Small- to medium-sized enterprises (SMEs) will be at the heart of this expansion. They have the local knowledge and networks required, yet these are not currently being used to the full. Nasser estimated that SMEs contribute just 20 percent of gross domestic product (GDP), about half of the proportion in industrialized countries. He imagines this rising to 35 percent in the medium term.
Those are laudable goals, but as the APICORP experts show, there are challenges and hurdles to overcome before they can be realized. There is an awful lot of history to unmake along the way.
The economic structure of Saudi Arabia and other Gulf oil producers was set in the years after World War II, when oil from the region began to flow and global demand for energy began to take off.
The Middle East had nearly half the world’s oil and gas reserves, but back then did not have the infrastructure and skills to fully exploit that good fortune. Populations were small and badly trained; the energy business requires huge amounts of capital and sophisticated machinery and equipment.
The Western oil companies had both capital and technology, but were not minded to hand them over. The “rentier” economies of the region — in which the right to exploit energy resources was effectively leased out to foreigners — were born.
As the price of oil began to trend upward from the 1970s onwards (despite occasional downturns) the Gulf countries realized they had valuable assets on their hands, but were not getting the full benefit from them. Initially, to redress this, there was a wave of nationalizations of foreign oil assets — sometimes compensated, sometimes not.
Saudization is the final stage in a process by which control of national assets is returned to citizens.
You could regard IKTVA as the final stage in the process by which control of national energy and industrial assets is returned to the citizens of the Gulf countries. Over time, locally sourced products and services will replace foreign ones.
In 2016 locally sourced assets were estimated to account for 35 percent of the national economy, forecast to reach 50 percent by 2021 and 70 percent by 2030.
Aramco is ahead of the field in this respect. Last year, it estimated that some 43 percent of its spend went to local firms. More than half of Aramco’s increased capital expenditure of $414 billion over the next decade will come from locals, much of it from SME suppliers.
However, there are challenges, APICORP recognizes. Simply imposing targets for LCR does not really do it. Quotas can be filled with unproductive staff, or low-quality services, or substandard machinery.

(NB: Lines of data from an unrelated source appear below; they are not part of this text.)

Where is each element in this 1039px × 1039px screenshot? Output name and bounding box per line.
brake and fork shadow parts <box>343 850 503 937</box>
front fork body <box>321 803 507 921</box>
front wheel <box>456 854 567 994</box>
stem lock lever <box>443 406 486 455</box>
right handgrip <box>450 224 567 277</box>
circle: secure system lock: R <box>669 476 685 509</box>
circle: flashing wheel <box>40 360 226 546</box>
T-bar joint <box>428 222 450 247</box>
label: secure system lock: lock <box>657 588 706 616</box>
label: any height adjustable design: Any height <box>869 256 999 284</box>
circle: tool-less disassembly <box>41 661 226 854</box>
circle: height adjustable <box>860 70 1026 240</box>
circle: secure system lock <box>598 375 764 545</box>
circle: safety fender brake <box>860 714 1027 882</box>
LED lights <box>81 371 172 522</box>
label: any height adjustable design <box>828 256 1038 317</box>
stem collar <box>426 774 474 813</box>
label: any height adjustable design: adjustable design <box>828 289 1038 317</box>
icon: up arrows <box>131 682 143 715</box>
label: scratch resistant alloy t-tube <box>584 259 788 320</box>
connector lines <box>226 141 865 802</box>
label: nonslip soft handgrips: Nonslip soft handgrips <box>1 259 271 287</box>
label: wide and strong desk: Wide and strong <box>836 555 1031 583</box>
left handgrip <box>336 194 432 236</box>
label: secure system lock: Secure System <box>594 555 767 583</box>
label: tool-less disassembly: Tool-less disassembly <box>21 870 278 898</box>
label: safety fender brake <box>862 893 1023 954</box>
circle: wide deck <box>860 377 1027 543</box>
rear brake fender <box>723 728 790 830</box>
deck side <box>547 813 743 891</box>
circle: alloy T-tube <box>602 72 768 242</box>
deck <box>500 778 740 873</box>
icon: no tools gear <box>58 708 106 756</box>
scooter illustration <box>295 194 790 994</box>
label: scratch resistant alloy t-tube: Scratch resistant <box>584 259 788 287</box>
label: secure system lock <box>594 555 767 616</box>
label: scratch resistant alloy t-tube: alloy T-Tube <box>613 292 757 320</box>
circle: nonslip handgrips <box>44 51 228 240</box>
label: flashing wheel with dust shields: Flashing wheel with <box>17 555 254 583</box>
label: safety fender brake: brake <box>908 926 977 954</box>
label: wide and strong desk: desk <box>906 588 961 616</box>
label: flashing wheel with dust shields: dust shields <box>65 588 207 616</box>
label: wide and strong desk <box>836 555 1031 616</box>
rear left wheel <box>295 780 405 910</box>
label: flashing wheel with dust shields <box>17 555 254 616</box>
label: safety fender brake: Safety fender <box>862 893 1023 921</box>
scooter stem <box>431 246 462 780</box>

So governments have to rigorously enforce the implementation of new LCRs. APICORP cites two foreign examples to support the call for effective government oversight. In Iraq after the US invasion, weak central government allowed oil companies to do more or less as they wished, with the result that output dropped dramatically.

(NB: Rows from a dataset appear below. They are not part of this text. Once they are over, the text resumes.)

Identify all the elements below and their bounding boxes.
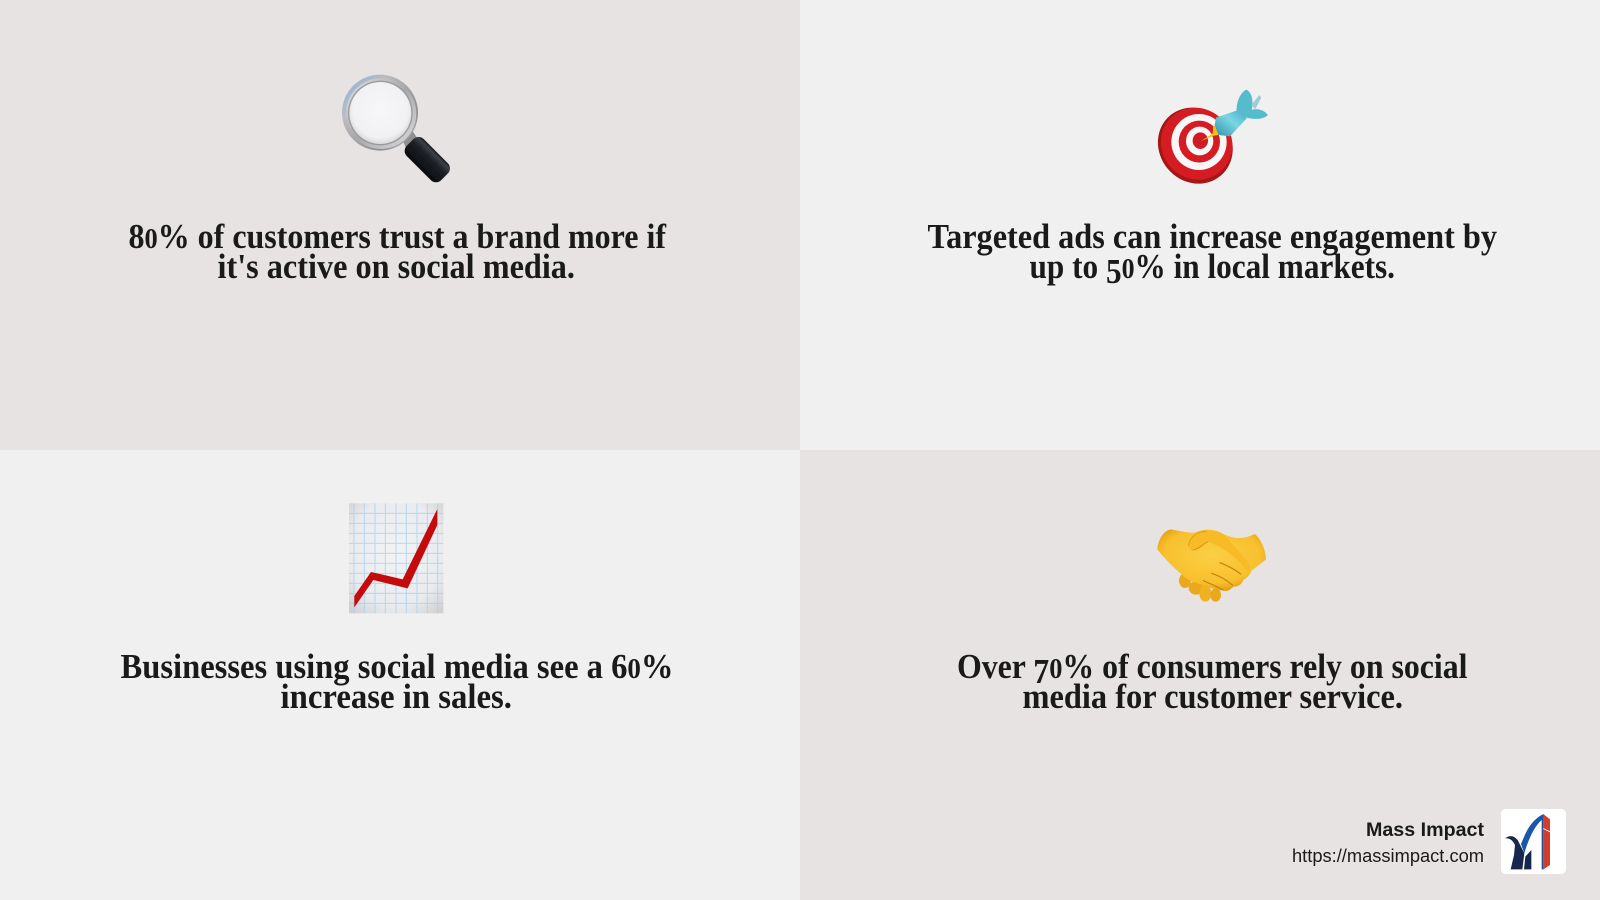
panel: sales increase [0,450,800,900]
statement: targeted ads: 0 [1122,253,1135,285]
statement: customer service: 0 [1049,653,1062,685]
statement: customer service: % of consumers rely on social [1062,647,1508,686]
statement: targeted ads: 5 [1106,252,1122,291]
icon: handshake [1157,529,1266,602]
brand url: https://massimpact.com [1292,846,1484,866]
statement: sales increase [120,647,674,716]
statement: customer trust: 80% of customers trust a brand more if [128,217,666,256]
statement: sales increase: increase in sales. [280,677,512,716]
statement: targeted ads [928,217,1497,291]
statement: customer service: Over [957,647,1032,686]
statement: targeted ads: % in local markets. [1135,247,1426,286]
icon: dart and target [1142,90,1268,199]
statement: customer service: media for customer service. [1022,677,1403,716]
logo [1501,809,1566,874]
panel: customer service [800,450,1600,900]
statement: targeted ads: Targeted ads can increase engagement by [928,217,1497,256]
statement: targeted ads: up to [1030,247,1106,286]
brand name: Mass Impact [1366,820,1485,841]
icon: magnifying glass [342,75,453,185]
brand footer [1292,809,1566,874]
icon: rising chart [349,503,443,613]
statement: sales increase: Businesses using social media see a 60% [120,647,674,686]
statement: customer trust [128,217,666,286]
statement: customer service [957,647,1468,716]
statement: customer trust: it's active on social media. [218,247,575,286]
statement: customer service: 7 [1033,652,1049,691]
panel: customer trust [0,0,800,450]
panel: targeted ads [800,0,1600,450]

More recently in Brazil, the oil industry introduced LCRs that were too complex and strict. The result was delays, cost overruns and hefty fines for companies that could not meet unrealistic targets.

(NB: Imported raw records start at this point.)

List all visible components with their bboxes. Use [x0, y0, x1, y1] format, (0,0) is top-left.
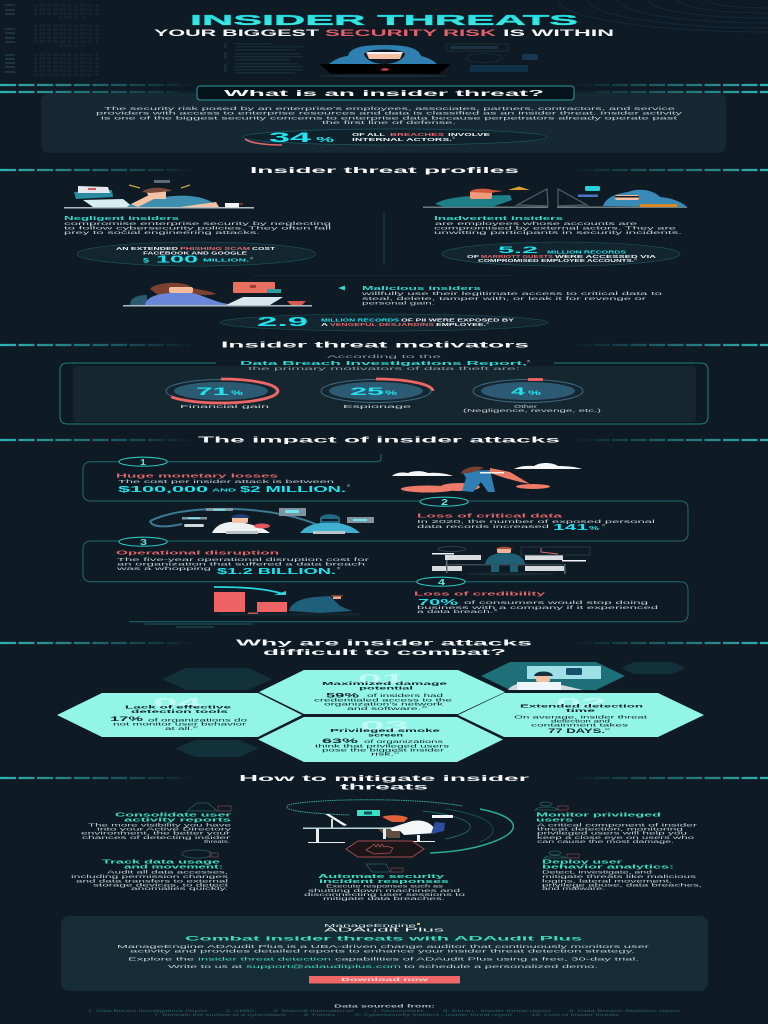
hexagon 03: privileged smoke screen: of organizations — [364, 739, 445, 744]
description: steal, delete, tamper with, or leak it for revenge or — [362, 296, 647, 301]
sources: Data sourced from: — [334, 1004, 436, 1008]
sources: 7. Beneath the surface of a cyberattack — [154, 1013, 287, 1017]
heading: negligent insiders: Negligent insiders — [64, 216, 179, 222]
heading: Combat insider threats with ADAudit Plus — [185, 937, 584, 943]
donut: espionage 25 percent: % — [385, 391, 398, 397]
decorative binary code: 1010011011 — [32, 12, 101, 17]
button: download now — [309, 976, 460, 984]
donut: other 4 percent — [473, 380, 583, 402]
donut: other 4 percent: % — [528, 391, 543, 397]
panel: monitor privileged users — [535, 802, 698, 844]
icon: arrow marker — [338, 286, 345, 290]
hexagon 03: privileged smoke screen: 03 — [360, 718, 409, 733]
heading: Track data usage — [102, 860, 220, 866]
illustration: data thief — [150, 508, 374, 534]
impact 2: critical data — [150, 497, 655, 534]
heading: Deploy user — [542, 860, 622, 866]
callout: desjardins: VENGEFUL DESJARDINS — [330, 322, 434, 327]
figure: $100,000 — [118, 485, 209, 494]
illustration: woman at desk — [123, 282, 312, 306]
icon: shield — [366, 864, 403, 872]
body text: Explore the — [128, 956, 195, 961]
description: including permission changes — [71, 874, 230, 879]
heading: why are insider attacks difficult to combat — [236, 638, 533, 657]
hexagon 03: privileged smoke screen: 63% — [322, 738, 359, 745]
body text: capabilities of ADAudit Plus using a free, 30-day trial. — [335, 956, 639, 961]
body text: insider threat detection — [198, 956, 332, 961]
sources: 2. CNBC — [226, 1009, 257, 1013]
figure: AND — [212, 487, 238, 492]
description: environment, the better your — [81, 831, 231, 836]
step badge 1: 1 — [140, 458, 147, 467]
hexagon 03: privileged smoke screen: screen — [368, 732, 403, 738]
sources: 5. Ekran - insider threat report — [443, 1009, 551, 1013]
hexagon 01: maximized damage potential: Maximized damage — [322, 681, 448, 687]
description — [417, 598, 659, 614]
description — [434, 221, 682, 235]
description — [304, 884, 466, 901]
hexagon 04: lack of effective detection tools: [11] — [193, 725, 198, 729]
callout: marriott guests: COMPROMISED EMPLOYEE ACCOUNTS. — [478, 258, 634, 263]
hexagon 01: maximized damage potential: 59% — [326, 692, 360, 699]
body text: to schedule a personalized demo. — [404, 964, 598, 969]
heading: insider threat profiles: Insider threat profiles — [250, 165, 520, 175]
label: other — [463, 404, 602, 413]
description: unwitting participants in security incidents. — [434, 230, 682, 235]
callout: marriott guests: MARRIOTT GUESTS — [481, 254, 553, 259]
decorative binary code: 1010011011 — [32, 73, 101, 78]
body text: Write to us at — [168, 964, 244, 969]
description: mitigate threats like malicious — [542, 874, 698, 879]
body text: ManageEngine ADAudit Plus is a UBA-driven change auditor that continuously monitors user — [117, 944, 650, 949]
decorative binary code: 1010011011 — [32, 61, 101, 66]
icon: analytics — [544, 851, 579, 858]
step badge 2 — [420, 497, 468, 507]
heading: and movement: — [124, 865, 224, 871]
description: The more visibility you have — [88, 822, 232, 827]
description: into your Active Directory — [97, 826, 233, 831]
panel: negligent insiders — [64, 180, 332, 266]
sources: 4. SecurityWeek — [373, 1009, 425, 1013]
icon: users — [535, 802, 568, 810]
heading — [542, 860, 675, 871]
heading: Consolidate user — [115, 812, 231, 818]
description: compromised by external actors. They are — [434, 226, 677, 231]
heading: what is an insider threat: What is an insider threat? — [224, 88, 544, 98]
label: other: Other — [514, 404, 538, 409]
description: and data transfers to external — [76, 878, 228, 883]
hexagon 04: lack of effective detection tools: at all. — [165, 726, 193, 731]
hexagon 04: lack of effective detection tools: 17% — [110, 716, 144, 723]
hexagon 02: extended detection time: time — [566, 708, 596, 714]
description: to follow cybersecurity policies. They often fall — [64, 226, 331, 231]
callout: phishing scam: PHISHING SCAM — [180, 246, 251, 251]
hexagon 04: lack of effective detection tools: detection tools — [131, 709, 229, 715]
heading — [115, 812, 231, 823]
donut: financial gain 71 percent: 71 — [196, 386, 229, 398]
hexagon 01: maximized damage potential: of insiders had — [367, 693, 444, 698]
hexagon 04: lack of effective detection tools: Lack of effective — [125, 705, 232, 711]
hexagon 01: maximized damage potential: 01 — [358, 671, 405, 686]
callout: desjardins — [220, 314, 548, 331]
heading: Loss of credibility — [414, 592, 545, 598]
step badge 1 — [119, 457, 167, 467]
description: % — [589, 526, 600, 532]
description: [7] — [602, 523, 605, 527]
heading: Huge monetary losses — [116, 474, 278, 480]
sources: 9. Cybersecurity Insiders - insider threat report — [355, 1013, 512, 1017]
sources: 6. Data Breach Statistics report — [569, 1009, 680, 1013]
panel: track data usage — [71, 850, 230, 891]
description: [8] — [337, 566, 340, 570]
hexagon 02: extended detection time: On average, insider threat — [514, 714, 649, 719]
sources — [88, 1004, 680, 1017]
definition text: The security risk posed by an enterprise's employees, associates, partners, contractors, and service — [104, 106, 676, 111]
decorative binary code: 1010011011 — [32, 4, 101, 9]
icon: reports — [187, 803, 231, 811]
illustration: employee and hacker — [423, 186, 687, 208]
impact 3: operational disruption — [116, 537, 590, 576]
logo: manageengine adaudit plus: ManageEngine — [324, 923, 418, 928]
hexagon 04: lack of effective detection tools: of organizations do — [148, 717, 248, 722]
callout: phishing scam: MILLION. — [203, 258, 249, 262]
description — [81, 822, 233, 844]
callout: 34 percent: BREACHES — [390, 132, 444, 137]
callout: marriott guests: 5.2 — [498, 245, 538, 256]
heading — [536, 812, 661, 823]
heading: insider threat motivators: Insider threat motivators — [221, 340, 530, 350]
heading: behavior analytics: — [542, 865, 675, 871]
callout: marriott guests: OF — [467, 254, 480, 259]
callout: 34 percent: INVOLVE — [448, 132, 490, 137]
callout: phishing scam: AN EXTENDED — [116, 246, 178, 251]
description: logins, lateral movement, — [542, 878, 672, 883]
divider: profiles vertical — [383, 212, 385, 265]
description: The five-year operational disruption cost for — [117, 557, 370, 562]
callout: phishing scam: COST — [252, 246, 276, 251]
callout: 34 percent: 34 — [269, 129, 312, 145]
description: A critical component of insider — [537, 822, 698, 827]
sources: 3. Marriott International — [273, 1009, 354, 1013]
panel: call to action — [61, 916, 708, 991]
definition text: providers with access to enterprise resources and data is classified as an insider threat. Insider activity — [96, 111, 684, 116]
panel: motivators — [60, 354, 708, 424]
description: [9] — [494, 608, 497, 612]
hexagon 04: lack of effective detection tools — [57, 693, 302, 737]
heading: activity reports — [124, 817, 231, 823]
description — [417, 519, 655, 532]
heading: incident responses — [319, 879, 449, 885]
subtitle: YOUR BIGGEST — [154, 28, 319, 39]
panel: inadvertent insiders — [423, 186, 687, 266]
body text: support@adauditplus.com — [246, 964, 401, 969]
intro text: According to the — [327, 354, 443, 359]
hexagon 02: extended detection time: [12] — [605, 727, 610, 731]
intro text: Data Breach Investigations Report, — [240, 361, 529, 367]
decorative binary code: 1011 — [57, 16, 88, 21]
description: a data breach. — [417, 609, 493, 614]
subtitle: IS WITHIN — [503, 28, 614, 39]
heading: Loss of critical data — [417, 514, 562, 520]
illustration: worker with stop sign — [287, 800, 513, 857]
figure — [118, 484, 350, 494]
decorative binary code: 1011 — [57, 44, 88, 49]
description: threats. — [204, 839, 230, 844]
description: storage devices, to detect — [93, 882, 230, 887]
decorative binary code: 1010011011 — [32, 28, 101, 33]
description — [542, 870, 702, 891]
description: In 2020, the number of exposed personal — [417, 519, 655, 524]
sources: 8. Forbes — [304, 1013, 336, 1017]
description: 141 — [553, 523, 589, 532]
step badge 4 — [417, 577, 465, 587]
callout: marriott guests: MILLION RECORDS — [547, 249, 626, 254]
heading — [318, 874, 449, 885]
illustration: overwhelmed worker — [432, 546, 590, 576]
description: 70% — [418, 598, 458, 607]
sources: 10. Cost of insider threats — [531, 1013, 620, 1017]
heading: inadvertent insiders: Inadvertent insiders — [434, 216, 563, 222]
callout: phishing scam: FACEBOOK AND GOOGLE — [143, 251, 247, 256]
decorative binary code: 1010011011 — [32, 24, 101, 29]
description — [64, 221, 332, 235]
callout: phishing scam: $ — [143, 258, 150, 264]
description: privileged users will help you — [537, 831, 688, 836]
intro text — [240, 354, 530, 371]
description: compromise enterprise security by neglecting — [64, 221, 332, 226]
description: are employees whose accounts are — [435, 221, 638, 226]
definition text — [96, 106, 684, 125]
description: privilege abuse, data breaches, — [542, 882, 702, 887]
description — [71, 870, 230, 891]
decorative binary code: 1010011011 — [32, 8, 101, 13]
callout: marriott guests: WERE ACCESSED VIA — [555, 254, 656, 259]
heading: what is an insider threat — [197, 86, 574, 100]
callout: desjardins: [4] — [486, 321, 489, 325]
hexagon 03: privileged smoke screen: pose the biggest insider — [322, 747, 445, 752]
hexagon 01: maximized damage potential: and software. — [347, 706, 421, 711]
description: prey to social engineering attacks. — [64, 230, 260, 235]
heading: how to mitigate insider threats — [239, 773, 531, 792]
body text — [117, 944, 650, 969]
description — [537, 822, 698, 844]
heading: how to mitigate insider threats: How to mitigate insider — [239, 773, 531, 783]
callout: phishing scam — [77, 242, 316, 266]
callout: 34 percent: OF ALL — [352, 132, 386, 137]
callout: marriott guests: [3] — [634, 257, 637, 261]
label: other: (Negligence, revenge, etc.) — [463, 408, 602, 413]
heading: Operational disruption — [116, 550, 279, 556]
illustration: falling coins — [392, 463, 582, 492]
step badge 4: 4 — [438, 578, 446, 587]
logo: manageengine adaudit plus: ADAudit Plus — [324, 928, 445, 934]
description — [362, 291, 663, 306]
callout: desjardins: A — [321, 322, 328, 327]
step badge 2: 2 — [441, 498, 449, 507]
description: shutting down machines and — [308, 888, 462, 893]
step badge 3 — [119, 537, 167, 547]
decorative binary code: 1010011011 — [32, 32, 101, 37]
donut: espionage 25 percent — [319, 379, 433, 403]
description: was a whopping — [117, 566, 212, 571]
callout: desjardins: OF PII WERE EXPOSED BY — [401, 318, 514, 322]
description: threat detection, monitoring — [537, 826, 684, 831]
hexagon 01: maximized damage potential: [10] — [422, 705, 427, 709]
body text: activity and provides detailed reports to enhance your insider threat detection strategy. — [130, 948, 635, 953]
description: anomalies quickly. — [131, 886, 228, 891]
logo: manageengine adaudit plus — [324, 923, 445, 934]
donut: financial gain 71 percent — [164, 379, 278, 403]
decorative binary code: 1010011011 — [32, 57, 101, 62]
impact 4: credibility — [145, 577, 659, 628]
heading: why are insider attacks difficult to combat: difficult to combat? — [263, 647, 506, 657]
label: financial gain: Financial gain — [180, 404, 270, 409]
donut: espionage 25 percent: 25 — [350, 386, 384, 398]
hexagon 03: privileged smoke screen: risk. — [371, 752, 394, 757]
panel: automate incident responses — [304, 864, 466, 901]
description: data records increased — [417, 524, 550, 529]
header side graphics — [224, 43, 538, 74]
heading: Automate security — [318, 874, 444, 880]
intro text: [5] — [527, 359, 530, 363]
hexagon 02: extended detection time — [458, 693, 704, 737]
button: download now: Download now — [341, 977, 429, 982]
hexagon 01: maximized damage potential: organization's network — [324, 702, 445, 707]
donut: other 4 percent: 4 — [511, 386, 527, 398]
hexagon 02: extended detection time: 02 — [556, 695, 606, 710]
description: $1.2 BILLION. — [217, 567, 336, 576]
hexagon 01: maximized damage potential: credentialed access to the — [314, 697, 453, 702]
hexagon 01: maximized damage potential — [259, 670, 505, 714]
description: can cause the most damage. — [537, 839, 674, 844]
description: disconnecting user sessions to — [304, 892, 466, 897]
divider: profiles horizontal — [255, 274, 510, 276]
subtitle: SECURITY RISK — [325, 28, 496, 39]
heading — [102, 860, 224, 871]
heading: the impact of insider attacks: The impact of insider attacks — [198, 434, 561, 444]
donut: financial gain 71 percent: % — [231, 391, 244, 397]
callout: 34 percent — [243, 129, 547, 145]
decorative binary code: 1010011011 — [32, 65, 101, 70]
callout: phishing scam: [2] — [250, 256, 253, 260]
illustration: stressed employee at laptop — [64, 180, 254, 208]
callout: desjardins: MILLION RECORDS — [321, 318, 399, 322]
description: Execute responses such as — [326, 884, 445, 889]
hexagon 03: privileged smoke screen — [258, 717, 503, 762]
title: INSIDER THREATS — [190, 12, 578, 29]
callout: 34 percent: INTERNAL ACTORS. — [352, 137, 452, 142]
panel: consolidate reports — [81, 803, 233, 844]
heading: users — [536, 817, 573, 823]
callout: desjardins: 2.9 — [257, 315, 308, 329]
decorative binary code: 1010011011 — [32, 69, 101, 74]
hexagon 01: maximized damage potential: potential — [359, 685, 413, 691]
description: mitigate data breaches. — [323, 896, 445, 901]
sources: 1. Data Breach Investigations Report — [88, 1009, 207, 1013]
decorative binary code — [5, 0, 768, 78]
decorative binary code: 1010011011 — [32, 36, 101, 41]
illustration: falling bar chart — [145, 587, 360, 628]
icon: gauge — [182, 850, 218, 858]
callout: 34 percent: [1] — [452, 136, 455, 140]
description: an organization that suffered a data breach — [117, 561, 366, 566]
hexagon 02: extended detection time: 77 DAYS. — [548, 728, 605, 735]
description: chances of detecting insider — [82, 835, 231, 840]
heading: how to mitigate insider threats: threats — [340, 782, 429, 792]
hexagon 04: lack of effective detection tools: 04 — [153, 695, 205, 710]
decorative hexagons — [162, 662, 686, 757]
icon: hooded hacker — [319, 45, 451, 78]
hexagon 02: extended detection time: detection and — [551, 718, 611, 723]
callout: desjardins: EMPLOYEE. — [436, 322, 486, 327]
hexagon 03: privileged smoke screen: [13] — [394, 750, 399, 754]
panel: what is an insider threat — [41, 86, 726, 153]
description: The cost per insider attack is between — [118, 479, 335, 484]
callout: phishing scam: 100 — [156, 254, 199, 266]
figure: [6] — [347, 484, 350, 488]
impact 1: monetary losses — [116, 457, 582, 494]
figure: $2 MILLION. — [240, 485, 346, 494]
subtitle — [154, 28, 614, 39]
callout: 34 percent: % — [316, 135, 335, 144]
heading: Monitor privileged — [536, 812, 661, 818]
description: personal gain. — [362, 300, 435, 305]
hexagon 03: privileged smoke screen: Privileged smoke — [330, 728, 441, 734]
heading: why are insider attacks difficult to combat: Why are insider attacks — [236, 638, 533, 648]
description: business with a company if it experienced — [417, 605, 659, 610]
hexagon 04: lack of effective detection tools: not monitor user behavior — [113, 722, 247, 727]
decorative binary code: 1010011011 — [32, 40, 101, 45]
description: of consumers would stop doing — [464, 600, 649, 605]
definition text: is one of the biggest security concerns to enterprise data because perpetrators already operate past — [101, 115, 679, 120]
intro text: the primary motivators of data theft are: — [248, 366, 520, 371]
connector frame: impact steps — [83, 454, 688, 622]
heading: malicious insiders: Malicious insiders — [362, 286, 481, 292]
description: and malware. — [542, 886, 605, 891]
description — [117, 557, 370, 576]
step badge 3: 3 — [140, 538, 148, 547]
hexagon 03: privileged smoke screen: think that privileged users — [315, 743, 451, 748]
description: willfully use their legitimate access to critical data to — [362, 291, 663, 296]
description: keep a close eye on users who — [537, 835, 695, 840]
panel: deploy behavior analytics — [542, 851, 702, 891]
callout: marriott guests — [442, 242, 680, 266]
definition text: the first line of defense. — [322, 120, 456, 125]
hexagon 02: extended detection time: containment takes — [531, 723, 630, 728]
illustration: analyst on hexagon — [481, 662, 625, 690]
decorative binary code: 1010011011 — [32, 53, 101, 58]
description: Detect, investigate, and — [542, 870, 653, 875]
panel: malicious insiders — [123, 282, 663, 331]
section divider bands — [0, 85, 768, 778]
description: Audit all data accesses, — [107, 870, 228, 875]
hexagon 02: extended detection time: Extended detection — [520, 704, 643, 710]
label: espionage: Espionage — [343, 404, 412, 409]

Government supervision has to be effective, but flexible, and it also has to take into account the views of foreign suppliers who still make up the majority of the economy. These have to be encouraged to participate in the IKTVA process, via training and technology transfer, and persuaded that it is in their commercial interest to do so. Some, like Siemens of Germany and Dow Chemical of the US, are already doing that.
Meeting the ambitious targets set by IKTVA will not be easy, but essential if the economic and social transformation of Saudi Arabia is to be accomplished.